JSON doesn't provide a date or date-time construct; therefore every application is burdened with implementing a solution of it's own for receiving date-time information over the wire. On common issue receiving JSON and serializing that data into some type of database - but the database knows the value is a date-time and you want to be able to perform date-time like operations on the value (locally).

Fortunately if your database is accessed via an SQLAlchemy ORM you can out-source this deserialization of the the values into your ORM by creating a TypeDecorator that wraps the datetime value and knows how to recognize and parse date-time values.

This example will allow an actual date-time value to be assigned to the attribute, or a 19 or 16 character string, or a NULL (None). Conversion happens automatically when the value is assigned, but when the value is accessed an actual datetime is always seen.

    from datetime import datetime
    from sqlalchemy import TypeDecorator
    from sqlalchemy.types import DateTime

    class JSONDateTime(TypeDecorator):
        """ Allow storing a string into a datetime value, this allows 
            for automatically conversion of the JSON date strings into 
            date values"""
        impl = DateTime

        def __init__(self, *arg, **kw):
            TypeDecorator.__init__(self, *arg, **kw)

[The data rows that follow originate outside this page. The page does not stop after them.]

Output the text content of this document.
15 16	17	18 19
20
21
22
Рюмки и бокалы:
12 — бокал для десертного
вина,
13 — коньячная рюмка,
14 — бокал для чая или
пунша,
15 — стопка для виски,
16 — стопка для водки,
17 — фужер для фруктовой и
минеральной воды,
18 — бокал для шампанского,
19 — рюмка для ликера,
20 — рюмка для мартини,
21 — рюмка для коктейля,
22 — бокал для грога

        def process_bind_param(self, value, dialect):
            if value:
                if isinstance(value, basestring):
                    if (len(value) == 19):
                        return datetime.strptime(value, '%Y-%m-%dT%H:%M:%S')
                    elif (len(value) == 16):
                        return datetime.strptime(value, '%Y-%m-%dT%H:%M')
                    elif (len(value) == 0):
                        return None
                elif isinstance(value, datetime):
                    return value
                raise Exception('Cannot store value "{0}" as DateTime'.format(value))
            return None

    # Create a class/table

    from sqlalchemy.ext.declarative import declarative_base

    Base = declarative_base()

    class LogEntry(Base):
        __tablename__ = 'logentry'
        ...
        actiondate = Column(JSONDateTime)
        ...

One possible improvement is to make sure to assign a time-zone to the date value as comparing zoned and niave datetime values will raise an exception. But to do that you need to know the timezone you expect the JSON values to represent (in most cases this isn't present in the date-time string representation). The Python datetime's replace(tzinfo={tzinfoclass}) method is used to assign time zone information to a value. [Note: time zone information in Python.... not especially graceful or fun].